L’Organisation internationale de la francophonie (OIF) est aujourd’hui porteuse de plusieurs grands projets de coopération destinés à préserver, développer, faire connaître et faire circuler les expressions culturelles des pays francophones en développement.

Les actions de l’OIF s’articulent autour de quatre missions. Il s’agit de promouvoir la langue française et la diversité culturelle et linguistique, promouvoir la paix, la démocratie et les droits de l’homme, appuyer l’éducation, la formation, l’enseignement supérieur et la recherche et développer la coopération au service du développement durable et de la solidarité.

En matière d’audiovisuel, l’OIF se place dans la perspective du développement durable et de la consolidation d’une « filière image« .

Paul Charlemagne Coffie, l’un des responsables de l’OIF que nous avons rencontré à Abidjan à la faveur de Clap Ivoire International, estime que « les actions visent donc à améliorer l’organisation de la production audiovisuelle afin de doter les professionnels des capacités à se poser en interlocuteurs crédibles auprès des pouvoirs publics, financiers ou techniques, à accroître le volume de la production, à en améliorer la promotion et la mise en marché et, enfin, à en développer l’exploitation« .

Aux dires de Paul Charlemagne Coffie, l’OIF intervient à tous les stades de la vie des productions audiovisuelles du Sud. Cette politique, dira-t-il, « rend justice au potentiel de développement et au rôle central en matière de diversité culturelle« . « Face à d’autres urgences, la plupart des pays francophones en développement n’ont pas mis en place de mécanismes structurés de financements dédiés à la production audiovisuelle qu’elle soit cinématographique ou télévisuelle. Cette situation handicape lourdement le développement d’une production locale, la mise en place d’infrastructures minimales de production et de post-production, l’émergence de sociétés privées qui pourraient alimenter les marchés en productions locales. Nombreux sont les pays qui sont devenus presque totalement dépendants des images extérieures avec les risques de perte d’identité que cela implique » reconnaît Paul Charlemagne Coffie.
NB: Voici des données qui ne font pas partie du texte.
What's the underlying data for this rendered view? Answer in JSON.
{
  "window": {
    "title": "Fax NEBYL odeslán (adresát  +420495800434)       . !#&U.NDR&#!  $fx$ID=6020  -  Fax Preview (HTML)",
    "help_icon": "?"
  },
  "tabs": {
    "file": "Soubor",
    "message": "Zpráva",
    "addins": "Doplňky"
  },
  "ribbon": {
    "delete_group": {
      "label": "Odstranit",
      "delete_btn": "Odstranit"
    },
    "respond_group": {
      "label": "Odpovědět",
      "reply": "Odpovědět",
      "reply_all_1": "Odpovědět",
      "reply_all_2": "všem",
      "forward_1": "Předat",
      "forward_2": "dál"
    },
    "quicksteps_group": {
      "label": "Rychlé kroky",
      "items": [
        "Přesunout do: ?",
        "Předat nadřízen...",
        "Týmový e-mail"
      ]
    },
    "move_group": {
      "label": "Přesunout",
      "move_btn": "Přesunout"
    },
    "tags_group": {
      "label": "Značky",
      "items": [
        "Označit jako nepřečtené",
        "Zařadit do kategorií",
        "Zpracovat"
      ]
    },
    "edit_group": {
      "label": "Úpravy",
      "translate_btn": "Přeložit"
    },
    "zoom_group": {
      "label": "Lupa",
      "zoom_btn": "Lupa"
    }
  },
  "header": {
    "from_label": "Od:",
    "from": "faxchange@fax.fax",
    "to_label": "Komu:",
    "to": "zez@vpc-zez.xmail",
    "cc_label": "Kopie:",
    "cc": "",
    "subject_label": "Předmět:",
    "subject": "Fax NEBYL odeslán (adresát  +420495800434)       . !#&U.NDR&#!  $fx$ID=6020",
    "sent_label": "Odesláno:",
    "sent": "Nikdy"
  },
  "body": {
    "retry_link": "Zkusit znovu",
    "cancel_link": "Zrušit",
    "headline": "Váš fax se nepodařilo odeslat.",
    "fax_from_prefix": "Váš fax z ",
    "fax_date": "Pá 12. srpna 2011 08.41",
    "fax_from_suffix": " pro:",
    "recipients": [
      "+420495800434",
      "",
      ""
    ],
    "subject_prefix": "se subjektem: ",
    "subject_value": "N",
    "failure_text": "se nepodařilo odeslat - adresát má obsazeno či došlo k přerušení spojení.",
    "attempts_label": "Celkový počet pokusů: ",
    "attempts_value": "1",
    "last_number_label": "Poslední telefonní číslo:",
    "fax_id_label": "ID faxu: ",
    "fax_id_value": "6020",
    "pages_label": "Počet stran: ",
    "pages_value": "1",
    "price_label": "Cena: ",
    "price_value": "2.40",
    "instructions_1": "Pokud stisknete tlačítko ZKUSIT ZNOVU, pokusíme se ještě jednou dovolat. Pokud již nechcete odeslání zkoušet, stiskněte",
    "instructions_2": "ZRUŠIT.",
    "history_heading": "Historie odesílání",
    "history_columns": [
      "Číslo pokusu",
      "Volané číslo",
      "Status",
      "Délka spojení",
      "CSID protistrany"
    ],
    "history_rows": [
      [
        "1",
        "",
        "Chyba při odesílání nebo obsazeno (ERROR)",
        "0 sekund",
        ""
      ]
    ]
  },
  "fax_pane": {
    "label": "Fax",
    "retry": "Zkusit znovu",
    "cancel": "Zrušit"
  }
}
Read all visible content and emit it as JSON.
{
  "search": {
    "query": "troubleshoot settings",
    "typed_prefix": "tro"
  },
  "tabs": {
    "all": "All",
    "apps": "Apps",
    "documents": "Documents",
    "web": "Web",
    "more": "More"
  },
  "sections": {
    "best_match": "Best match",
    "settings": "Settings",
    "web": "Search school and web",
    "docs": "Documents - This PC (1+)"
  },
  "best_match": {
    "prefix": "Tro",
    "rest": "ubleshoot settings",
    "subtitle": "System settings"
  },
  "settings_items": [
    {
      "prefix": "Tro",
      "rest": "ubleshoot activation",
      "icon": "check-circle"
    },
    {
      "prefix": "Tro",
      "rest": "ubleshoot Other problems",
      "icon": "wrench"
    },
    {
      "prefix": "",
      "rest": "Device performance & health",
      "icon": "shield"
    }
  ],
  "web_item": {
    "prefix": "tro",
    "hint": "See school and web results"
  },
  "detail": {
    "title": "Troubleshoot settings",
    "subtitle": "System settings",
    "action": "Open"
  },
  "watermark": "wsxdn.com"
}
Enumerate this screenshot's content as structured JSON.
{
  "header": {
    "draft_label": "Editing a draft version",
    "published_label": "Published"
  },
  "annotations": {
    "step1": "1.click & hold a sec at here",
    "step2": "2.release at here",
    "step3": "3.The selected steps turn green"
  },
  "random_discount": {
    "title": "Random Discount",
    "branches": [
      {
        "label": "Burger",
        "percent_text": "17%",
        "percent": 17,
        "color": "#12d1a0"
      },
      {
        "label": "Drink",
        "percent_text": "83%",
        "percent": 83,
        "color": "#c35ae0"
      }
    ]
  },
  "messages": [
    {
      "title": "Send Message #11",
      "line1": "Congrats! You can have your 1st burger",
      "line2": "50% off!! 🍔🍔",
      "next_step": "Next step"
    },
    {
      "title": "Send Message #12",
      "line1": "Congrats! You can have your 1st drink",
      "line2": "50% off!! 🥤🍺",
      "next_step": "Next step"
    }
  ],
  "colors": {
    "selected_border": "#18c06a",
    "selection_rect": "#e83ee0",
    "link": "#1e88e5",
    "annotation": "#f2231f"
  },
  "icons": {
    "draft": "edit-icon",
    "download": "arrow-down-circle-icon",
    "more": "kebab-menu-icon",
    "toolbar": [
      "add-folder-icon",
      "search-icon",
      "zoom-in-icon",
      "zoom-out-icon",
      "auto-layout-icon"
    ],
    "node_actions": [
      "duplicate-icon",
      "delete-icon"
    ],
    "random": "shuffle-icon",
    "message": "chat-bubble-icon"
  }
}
C’est pour toutes ces raisons que la Francophonie a institué, depuis 1988, un fonds de soutien à la production audiovisuelle du Sud. Ce fonds, d’un montant de 2 millions d’euros, soit plus 1 300 000 000 FCFA par an, est géré conjointement avec le Conseil international des radios télévisions d’expression française (CIRTEF). Ce fonds, a déclaré Paul Charlemagne Coffie, « occupe désormais une place prépondérante au sein du dispositif de coopération internationale aux côtés de l’Union européenne et du ministère français des Affaires étrangères« .

Depuis la création du fonds de soutien, l’Organisation internationale de la francophonie a contribué à plus de 700 productions dont 170 longs métrages signés par des auteurs issus des pays francophones en développement, à raison d’une centaine d’heures de production par an soit, 12 à 15 longs métrages, 25 projets télévisuels (10 à 15 séries et 8 à 10 productions unitaires). Certaines productions ont été récompensées dans les principaux festivals internationaux.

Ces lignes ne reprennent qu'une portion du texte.